Pada lembaga keuangan khusus yang dibolehkan melakukan investasi dalam


kepemilikn perusahaan , al-Musyarakah diterapkan dalam skema modal ventura. Penanaman
modal dilakukan untuk jangka waktu tertentu dan setelah itu bank melakukan divestasi atau
menjual bagian sahamnya, baik secara singkat maupun bertahap.

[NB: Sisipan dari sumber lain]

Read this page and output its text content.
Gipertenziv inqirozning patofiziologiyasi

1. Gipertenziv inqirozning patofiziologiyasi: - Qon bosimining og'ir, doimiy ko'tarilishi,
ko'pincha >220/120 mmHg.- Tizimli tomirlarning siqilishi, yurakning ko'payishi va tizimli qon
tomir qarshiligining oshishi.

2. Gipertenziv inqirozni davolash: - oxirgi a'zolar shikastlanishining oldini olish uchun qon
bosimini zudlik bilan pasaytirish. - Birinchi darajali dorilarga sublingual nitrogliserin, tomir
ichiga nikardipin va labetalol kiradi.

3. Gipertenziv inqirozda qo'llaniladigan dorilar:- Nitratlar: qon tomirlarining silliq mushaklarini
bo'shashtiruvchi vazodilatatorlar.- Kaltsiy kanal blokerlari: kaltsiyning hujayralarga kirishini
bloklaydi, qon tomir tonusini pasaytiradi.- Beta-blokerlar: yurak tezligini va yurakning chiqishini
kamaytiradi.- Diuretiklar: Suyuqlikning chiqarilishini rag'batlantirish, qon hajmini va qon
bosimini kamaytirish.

c. Musyarakah Mutanaqishah

Nasabah dan bank berkongsi dalam pengadaan suatu barang (biasanya rumah atau
kendaraan), misalnya 30% dari nasabah dan 70% dari bank. Untuk memiliki barang tersebut,
nasabah harus membayar kepada bank sebesar porsi yang dimiliki oleh bank. Karena
pembayaran dilakukan secara angsuran, pemilikan porsi modal pun berkurang secara
proposional sesuai dengan besaran angsuran. Barang yang telah dibeli secara kongsi tadi baru
akan menjadi milik nasabah setelah porsi nasabah menjadi 100% dan porsi bank 0%.
Contoh:
Jika kita mengambil rumah, misalnya harga rumah RP. 100.000.000,-. Bank
berkonstribusi Rp. 70.000.000,- dan nasabah Rp. 30.000.000,-. Karena kedua belah pihak
(bank dan nasabah) telah berkongsi, bank memiliki 70% saham rumah, sedangkan nasabah
memiliki 30% kepemilikan rumah. Dalam syariah Islam, barang milik perkongsian bisa
disewakan kepada siapa pun, termasuk kepada anggota perkonsian itu sendiri, dalam hal ini
adalah nasabah.
Seandainya sewa yang dibayarkan penyewa (nasabah) adalah rp. 1.000.000,- per
bulan, pada realisasinya Rp. 700.000,- akan menjadi milik bank dan Rp. 300.000.,-
merupakan bagian nasabah. Akan tetapi, karena nasabah pada hakikatnya ingin memiliki
rumah itu, uang sejumlah Rp. 300.000,- itu dijadikan sebagai pembelian saham dari porsi
bank. Dengan demikian, saham nasabah setiap bulan akan semakin besar dan saham bank
semakin kecil. Pada akhirnya, nasabah akan memiliki 100% saham dan bank tidak lagi
memiliki saham atas rumah tersebut. Itulah yang disebut dengan pengkosian yang mengecil
atau musyarakah muntanaqishah atau disebut juga dengan decreasing participation dari
pihak bank.[4]
II.2. MANFAAT PRAKTEK PEMBIAYAAN AL-MUSYARAKAH
Manfaat al-Muyarakah dalam pengaplikasianya pada bank:
1. Bank menikmati peningkatan dalam jumlah tertentu pada saat keuntungan usaha nasabah
meningkat.
2. Bank tidak berkewajiban membayar dalam jumlah tertentu kepada nasabah pendanaan secara
tetapi disesuaikan dengan pendapatan/hasil usaha bank, sehingga bank tidak akan mengalami
negative spread.
3. Pengembalian pokok pembiayaan disesuiakan dengan cash flow/arus kasusaha nasabah,
sehingga tidak memberatkan nasabah.
4. Bank akan lebih selektif dan hati-hati (prudent) mencari usaha yang benar halal, aman dan
menguntungkan. Hal ini karena keuntungan yang rill dan benar-benar terjadi itulah yang akan
dibagikan.
5. Prinsip bagi hasil dalam musyarakah ini berbeda dengan prinsip bunga tetap di mana bank
akan menagih penerima pembiayaan (nasabah) satu jumlah bunga tetap berapa pun
keuntungan yang dihasilkan nasabah, bahkan sekalipun merugi dan terjadi krisis ekonomi.